56 The sting of death is sin, and the power of sin is the law. 57 But thanks be to God, who gives us the victory through our Lord Jesus Christ. (ESV)
If I am a follower of Christ, . . .
- When I die, my spirit (soul) departs from my body and is immediately “at home with the Lord” (2 Corinthians 5:8; cf. Luke 16:22, 23:43; Philippians 1:21, 23).
- When Jesus comes again, I will receive my resurrection body (imperishable and immortal) and, along with other Christ-followers, will be with the Lord forever.

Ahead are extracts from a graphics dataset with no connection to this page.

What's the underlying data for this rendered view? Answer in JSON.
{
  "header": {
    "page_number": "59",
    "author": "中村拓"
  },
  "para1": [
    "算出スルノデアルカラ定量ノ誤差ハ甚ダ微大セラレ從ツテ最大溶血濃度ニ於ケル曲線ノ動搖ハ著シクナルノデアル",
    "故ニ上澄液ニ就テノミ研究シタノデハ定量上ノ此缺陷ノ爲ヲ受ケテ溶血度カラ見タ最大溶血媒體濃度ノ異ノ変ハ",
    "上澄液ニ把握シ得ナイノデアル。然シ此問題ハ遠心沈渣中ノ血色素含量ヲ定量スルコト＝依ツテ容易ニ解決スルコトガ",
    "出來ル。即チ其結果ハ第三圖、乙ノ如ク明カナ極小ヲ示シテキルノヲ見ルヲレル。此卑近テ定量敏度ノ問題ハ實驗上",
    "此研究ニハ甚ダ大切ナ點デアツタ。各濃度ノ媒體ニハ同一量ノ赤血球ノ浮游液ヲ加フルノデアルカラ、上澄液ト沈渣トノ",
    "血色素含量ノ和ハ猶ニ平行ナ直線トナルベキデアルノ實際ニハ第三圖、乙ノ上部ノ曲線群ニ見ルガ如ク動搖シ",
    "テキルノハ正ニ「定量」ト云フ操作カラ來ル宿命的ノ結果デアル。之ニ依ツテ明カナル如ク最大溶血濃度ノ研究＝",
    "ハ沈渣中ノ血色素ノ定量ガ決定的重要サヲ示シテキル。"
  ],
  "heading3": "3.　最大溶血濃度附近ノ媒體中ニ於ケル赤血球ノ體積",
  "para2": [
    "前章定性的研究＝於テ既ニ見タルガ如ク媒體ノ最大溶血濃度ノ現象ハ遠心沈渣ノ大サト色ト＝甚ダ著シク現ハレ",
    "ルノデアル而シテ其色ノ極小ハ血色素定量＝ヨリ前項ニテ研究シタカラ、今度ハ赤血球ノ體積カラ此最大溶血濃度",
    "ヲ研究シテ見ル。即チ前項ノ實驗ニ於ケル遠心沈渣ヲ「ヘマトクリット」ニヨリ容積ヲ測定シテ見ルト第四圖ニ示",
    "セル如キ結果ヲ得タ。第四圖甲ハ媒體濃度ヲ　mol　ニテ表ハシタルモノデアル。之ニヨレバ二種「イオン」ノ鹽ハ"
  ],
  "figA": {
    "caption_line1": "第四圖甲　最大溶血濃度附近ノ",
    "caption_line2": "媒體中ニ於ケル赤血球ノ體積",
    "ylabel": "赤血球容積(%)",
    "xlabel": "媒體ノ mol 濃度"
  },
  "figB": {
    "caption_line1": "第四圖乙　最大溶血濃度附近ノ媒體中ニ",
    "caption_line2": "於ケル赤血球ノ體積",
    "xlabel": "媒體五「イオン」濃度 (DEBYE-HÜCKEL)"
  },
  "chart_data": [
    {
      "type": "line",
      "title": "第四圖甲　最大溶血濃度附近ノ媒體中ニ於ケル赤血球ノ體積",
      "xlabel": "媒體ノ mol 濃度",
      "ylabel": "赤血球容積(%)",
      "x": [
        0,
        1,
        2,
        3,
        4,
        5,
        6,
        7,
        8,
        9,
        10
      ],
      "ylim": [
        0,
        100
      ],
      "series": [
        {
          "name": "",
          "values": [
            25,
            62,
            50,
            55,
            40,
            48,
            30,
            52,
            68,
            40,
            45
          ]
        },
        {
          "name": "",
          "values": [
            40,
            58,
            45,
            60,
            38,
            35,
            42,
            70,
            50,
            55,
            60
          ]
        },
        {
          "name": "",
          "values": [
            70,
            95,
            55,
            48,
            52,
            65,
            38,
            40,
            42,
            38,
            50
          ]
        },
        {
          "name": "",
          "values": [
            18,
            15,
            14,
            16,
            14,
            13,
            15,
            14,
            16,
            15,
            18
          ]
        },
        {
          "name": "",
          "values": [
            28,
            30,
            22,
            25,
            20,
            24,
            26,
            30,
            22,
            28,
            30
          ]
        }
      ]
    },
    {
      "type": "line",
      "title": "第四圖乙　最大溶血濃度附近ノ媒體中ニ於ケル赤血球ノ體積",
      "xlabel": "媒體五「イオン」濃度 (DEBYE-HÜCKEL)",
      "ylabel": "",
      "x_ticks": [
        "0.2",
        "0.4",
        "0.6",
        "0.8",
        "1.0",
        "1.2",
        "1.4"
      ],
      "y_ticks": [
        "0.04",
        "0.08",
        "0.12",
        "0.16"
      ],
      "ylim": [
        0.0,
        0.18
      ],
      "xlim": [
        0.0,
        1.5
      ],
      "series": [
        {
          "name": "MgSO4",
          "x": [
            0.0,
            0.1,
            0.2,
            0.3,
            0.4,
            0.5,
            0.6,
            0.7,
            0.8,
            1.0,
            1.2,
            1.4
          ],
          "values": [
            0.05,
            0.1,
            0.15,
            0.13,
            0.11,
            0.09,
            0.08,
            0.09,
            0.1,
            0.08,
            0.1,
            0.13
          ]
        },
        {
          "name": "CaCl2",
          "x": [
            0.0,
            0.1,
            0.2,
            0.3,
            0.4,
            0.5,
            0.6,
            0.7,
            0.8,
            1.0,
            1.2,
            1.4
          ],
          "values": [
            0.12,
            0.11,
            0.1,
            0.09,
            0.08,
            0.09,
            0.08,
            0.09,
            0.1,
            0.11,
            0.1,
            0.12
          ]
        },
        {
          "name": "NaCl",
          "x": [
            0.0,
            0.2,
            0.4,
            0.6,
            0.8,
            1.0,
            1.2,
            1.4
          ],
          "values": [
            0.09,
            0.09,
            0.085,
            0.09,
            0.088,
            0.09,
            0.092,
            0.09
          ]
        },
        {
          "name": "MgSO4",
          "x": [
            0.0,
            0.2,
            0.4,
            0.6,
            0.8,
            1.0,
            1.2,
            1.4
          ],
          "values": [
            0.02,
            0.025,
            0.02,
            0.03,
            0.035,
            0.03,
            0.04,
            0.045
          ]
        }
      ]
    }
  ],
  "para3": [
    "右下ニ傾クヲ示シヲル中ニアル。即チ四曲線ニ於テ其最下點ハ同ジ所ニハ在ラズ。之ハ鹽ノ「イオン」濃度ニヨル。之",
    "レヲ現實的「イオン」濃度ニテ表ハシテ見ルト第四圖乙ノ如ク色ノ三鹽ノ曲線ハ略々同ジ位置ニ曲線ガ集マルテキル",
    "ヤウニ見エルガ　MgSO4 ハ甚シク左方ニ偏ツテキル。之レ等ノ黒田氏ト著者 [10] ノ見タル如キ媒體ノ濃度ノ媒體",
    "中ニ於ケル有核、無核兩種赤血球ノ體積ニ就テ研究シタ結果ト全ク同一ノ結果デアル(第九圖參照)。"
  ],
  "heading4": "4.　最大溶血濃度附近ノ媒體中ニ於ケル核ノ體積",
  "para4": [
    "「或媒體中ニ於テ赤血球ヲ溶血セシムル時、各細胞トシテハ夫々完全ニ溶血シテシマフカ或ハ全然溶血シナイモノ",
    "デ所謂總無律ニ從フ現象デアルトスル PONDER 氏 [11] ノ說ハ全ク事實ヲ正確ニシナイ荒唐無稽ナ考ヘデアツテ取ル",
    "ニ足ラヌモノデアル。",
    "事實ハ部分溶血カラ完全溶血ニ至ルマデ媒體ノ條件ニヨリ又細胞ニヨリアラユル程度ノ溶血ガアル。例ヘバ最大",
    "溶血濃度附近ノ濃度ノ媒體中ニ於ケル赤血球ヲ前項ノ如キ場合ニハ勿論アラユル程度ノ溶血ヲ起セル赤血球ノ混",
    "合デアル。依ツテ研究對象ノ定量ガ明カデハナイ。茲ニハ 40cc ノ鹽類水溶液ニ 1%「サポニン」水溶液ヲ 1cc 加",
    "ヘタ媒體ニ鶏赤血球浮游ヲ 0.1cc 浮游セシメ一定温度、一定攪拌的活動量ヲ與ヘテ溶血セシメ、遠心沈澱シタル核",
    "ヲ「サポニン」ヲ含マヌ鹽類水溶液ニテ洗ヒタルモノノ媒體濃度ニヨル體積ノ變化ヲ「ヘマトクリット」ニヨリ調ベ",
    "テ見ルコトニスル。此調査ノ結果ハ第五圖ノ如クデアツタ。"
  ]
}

Dr. J. I Packer writes: “Jesus was the first to rise from the dead (Acts 26:23), and when he returns to this world he will raise his servants to a resurrection life like his own (1 Cor. 15:20–23; Phil. 3:20–21).. . . Christians alive at his coming will at that instant undergo a marvelous transformation (1 Cor. 15:50–54), while Christians who had died will experience a glorious re-embodiment (2 Cor. 5:1–5).
. . . .
Our present bodies, like Adam’s, are natural and earthly, subject to all sorts of weakness and decay until finally they perish. But our resurrection bodies, like Christ’s, will be spiritual (created, indwelt, and sustained by the Holy Spirit) and will belong to the eternal, imperishable, immortal, heavenly order of things (1 Cor. 15:45–54).
However, as the risen Jesus was recognizable by his disciples despite the change that resurrection had wrought in him, and as the re-embodied Moses and Elijah were recognizable at the Transfiguration (Matt. 17:3–4), and as re-embodied Jewish saints were recognizable at the time of Jesus’ rising (Matt. 27:52–53), so risen Christians will be recognizable to each other, and joyful reunions beyond this world with believers whom we loved and then lost through death are to be expected. That is implicit in 1 Thessalonians 4:13–18, which was written because persons who were alive in Christ feared they had finally lost those who had died in Christ; Paul wrote as he did about Christ’s return in order to assure them that they would certainly see their Christian loved ones again. (Concise Theology: A Guide to Historic Christian Beliefs, pp. 254-255).
5 Now concerning the times and the seasons, brothers, you have no need to have anything written to you. 2 For you yourselves are fully aware that the day of the Lord will come like a thief in the night. 3 While people are saying, “There is peace and security,” then sudden destruction will come upon them as labor pains come upon a pregnant woman, and they will not escape. 4 But you are not in darkness, brothers, for that day to surprise you like a thief. 5 For you are all children of light, children of the day. We are not of the night or of the darkness. 6 So then let us not sleep, as others do, but let us keep awake and be sober. 7 For those who sleep, sleep at night, and those who get drunk, are drunk at night. 8 But since we belong to the day, let us be sober, having put on the breastplate of faith and love, and for a helmet the hope of salvation. 9For God has not destined us for wrath, but to obtain salvation through our Lord Jesus Christ, 10 who died for us so that whether we are awake or asleep we might live with him. 11 Therefore encourage one another and build one another up, just as you are doing.
- The fact that we (along with all other Christ-followers) will live with the Lord forever is the ultimate reason that we can and should one another.